Moscovici, deficit di coerenza
Il concetto di deficit per Pierre Moscovici è molto “relatif”, per dirlo alla francese. Relativo. Dipende dal momento, dal ruolo che si ricopre e soprattutto dal paese nel mirino. E sul tema il commissario intransigente di capriole ne fatte parecchie. Quando era ministro dell’Economia con il governo Ayrault parlava quasi come un Di Maio moderato. “Le riforme strutturali sono un dovere. E con queste la Francia diventerà più forte, tuttavia una forte riduzione del deficit non ci porta avanti”, dichiarava il 7 maggio 2013 aggiungendo poi che l’abbattimento del deficit deve tener conto della situazione del Paese e il ritmo del consolidamento del bilancio deve rendere possibile la crescita. E quanto era il rapporto deficit/Pil negli anni in cui è stato ministro? 4,8% nel 2012; 4,1% nel 2013, 3,9% nel 2014. E la tanto osannata riduzione del debito pubblico come andava negli anni in cui era ministro Moscovici? 89,6% nel 2012; 92,4% nel 2013; 95% nel 2014. Insomma, saliva vertiginosamente.
Nello stesso anno, mentre Bruxelles bacchettava la Francia per il deficit oltre il 3% lui attaccava la “visione generale nella Commissione europea neoliberista e ortodossa” e rivendicava: “In Francia abbiamo elezioni, abbiamo scelte politiche e stiamo difendendo la nostra strada”. A quel tempo la Francia veniva prima delle regole dell’Unione Europea, evidentemente.
Ma una volta entrato nei palazzi di Bruxelles la musica cambia. È un cambio soft per il suo paese di origine, mentre per le altri nazioni diventa un cambio hard, con Moscovici che si erge a castigatore di chiunque si azzardi a non rispettare le regole sul deficit. Gli attacchi all’Italia sono ormai noti e frequenti, ma cosa diceva Moscovici sulla Francia?
Il 21 maggio 2017 affermava: “La credibilità della Francia di fronte ai partner europei dipende da piccoli sforzi per contenere il deficit sotto il 3% del Pil”. Il 4 ottobre dello stesso anno invitava la Francia a proseguire gli sforzi di riduzione del deficit, anche quando, come promesso dal presidente Emmanuel Macron, sarà passata sotto la soglia del 3%. Tuttavia, il commissario Ue agli Affari economici e monetari sui diceva “favorevole a una interpretazione intelligente delle regole” perché “bisogna dar prova di intelligenza e flessibilita”.

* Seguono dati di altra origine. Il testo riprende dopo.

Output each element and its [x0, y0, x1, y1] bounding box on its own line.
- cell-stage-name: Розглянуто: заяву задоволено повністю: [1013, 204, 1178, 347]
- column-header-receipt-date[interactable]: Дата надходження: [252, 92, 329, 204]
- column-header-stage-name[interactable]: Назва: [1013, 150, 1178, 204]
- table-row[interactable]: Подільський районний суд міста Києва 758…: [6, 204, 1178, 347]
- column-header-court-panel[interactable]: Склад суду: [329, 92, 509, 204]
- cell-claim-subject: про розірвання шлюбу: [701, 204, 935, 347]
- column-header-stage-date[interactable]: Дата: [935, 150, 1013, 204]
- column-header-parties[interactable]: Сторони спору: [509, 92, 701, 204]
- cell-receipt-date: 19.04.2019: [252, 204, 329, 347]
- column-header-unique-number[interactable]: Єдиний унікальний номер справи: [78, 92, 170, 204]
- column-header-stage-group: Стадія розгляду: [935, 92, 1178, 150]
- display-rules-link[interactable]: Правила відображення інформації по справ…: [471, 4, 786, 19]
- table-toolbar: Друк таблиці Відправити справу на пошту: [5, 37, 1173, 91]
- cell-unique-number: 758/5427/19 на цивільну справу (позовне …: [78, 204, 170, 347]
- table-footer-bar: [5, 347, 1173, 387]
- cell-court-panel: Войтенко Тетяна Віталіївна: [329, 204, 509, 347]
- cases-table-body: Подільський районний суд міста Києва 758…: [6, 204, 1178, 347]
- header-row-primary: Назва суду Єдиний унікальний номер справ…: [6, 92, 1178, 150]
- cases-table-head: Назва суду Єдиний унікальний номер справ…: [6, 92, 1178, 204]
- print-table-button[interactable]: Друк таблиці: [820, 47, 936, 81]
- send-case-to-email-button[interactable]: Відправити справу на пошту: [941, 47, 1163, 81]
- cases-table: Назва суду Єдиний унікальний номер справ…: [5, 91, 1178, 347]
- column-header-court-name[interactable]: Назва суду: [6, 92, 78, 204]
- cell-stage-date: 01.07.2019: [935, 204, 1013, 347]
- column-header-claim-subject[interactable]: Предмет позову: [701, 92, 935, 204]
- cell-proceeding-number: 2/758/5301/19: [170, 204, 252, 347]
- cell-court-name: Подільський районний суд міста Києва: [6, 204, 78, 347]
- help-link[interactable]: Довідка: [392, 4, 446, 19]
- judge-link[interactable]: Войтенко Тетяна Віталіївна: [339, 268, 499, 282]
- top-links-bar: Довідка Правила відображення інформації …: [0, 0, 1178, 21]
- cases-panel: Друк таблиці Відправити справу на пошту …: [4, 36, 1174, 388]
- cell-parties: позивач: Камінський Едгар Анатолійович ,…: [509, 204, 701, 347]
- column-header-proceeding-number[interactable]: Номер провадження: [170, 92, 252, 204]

Il 13 settembre 2018 provava a sembrare più rigoroso: “È importante che la Francia resti sotto al 3% (…) È molto importante continuare a ridurre il deficit strutturale, anche solo per andare avanti nel taglio del debito. La traiettoria della Francia deve essere conforme agli impegni comuni”. Martedì scorso, il governo di Parigi ha ritoccato al rialzo gli obiettivi per il deficit del 2019, in particolare, a causa di una crescita economica più fiacca del previsto, impegnandosi tuttavia a restare sotto alla soglia del 3%, in linea con i vincoli Ue.
Quando giorni fa Macron ha annunciato misure sociali che porteranno il disavanzo al 3,4% nel 2019, il francese aveva timidamente alzato il ditino auspicando che il superamento della soglia del 3% sia “il più limitato possibile”.
Insomma, lui dice che su Francia e Italia “non ci sono due pesi e due misure”, ma di sicuro c’è un Moscovici con un deficit di coerenza.